20–22 Jan 2023
America/New_York timezone

An universal equation to predict $\Omega_{\rm m}$ from halo and galaxy catalogues

21 Jan 2023, 16:30
1h 30m
Frick Atrium

Frick Atrium

Speaker

Helen Shao (Princeton University)

Description

We present analytic equations that can infer $\Omega_{\rm m}$ from the positions and velocity modulus fields of dark matter halos and galaxies. We first train a graph neural network with a sparse latent space on halo catalogues from Gadget $N$-body simulations to perform field-level likelihood-free inference of $\Omega_{\rm m}$. The network is trained using the relative positions and velocity modulus of halos and is able to infer the value of $\Omega_{\rm m}$ a mean relative error of $\sim6\%$. We then extract analytic equations that can approximate this learned model using symbolic regression and find that the equations preserve the accuracy with mean relative error of $\sim7\%$. We find that model is extracting information on small scales of $\leq 1.35 ~h^{-1}$Mpc. Additionally, we find that the equations also preserve the model robustness as they achieve comparable accuracy for predictions of $\Omega_{\rm m}$ for halo catalogues from thousands of N-body simulations run with five different N-body codes: Abacus, CUBEP$^3$M, Enzo, PKDGrav3, and Ramses. Similarly, they also also work when tested on thousands of state-of-the-art CAMELS hydrodynamic simulations run with four different codes and subgrid physics implementations. This demonstrates the abundance of robust information embedded in phase space distribution of cosmological structures.
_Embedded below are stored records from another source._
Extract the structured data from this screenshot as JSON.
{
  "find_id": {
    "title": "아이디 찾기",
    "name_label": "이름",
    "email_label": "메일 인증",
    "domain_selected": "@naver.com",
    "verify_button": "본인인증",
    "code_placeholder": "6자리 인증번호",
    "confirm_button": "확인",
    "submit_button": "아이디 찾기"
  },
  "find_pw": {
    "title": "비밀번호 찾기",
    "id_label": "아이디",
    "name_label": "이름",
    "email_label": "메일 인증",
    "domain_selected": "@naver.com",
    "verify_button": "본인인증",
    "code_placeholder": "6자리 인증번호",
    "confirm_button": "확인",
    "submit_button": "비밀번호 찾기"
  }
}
Moreover, in some cases the found analytic equations can extrapolate even better than the GNN when presented with data points that exist outside the range of previously encountered data. Our results illustrate the effectiveness of using symbolic regression to approximate sparse representations in GNNs to discover novel physical relations for field-level cosmological inference. We speculate that the found relations take advantage of the initial cosmic velocity fields which might be insensitive to baryonic effects on the considered scales where the linear Zel'dovich approximation dominates.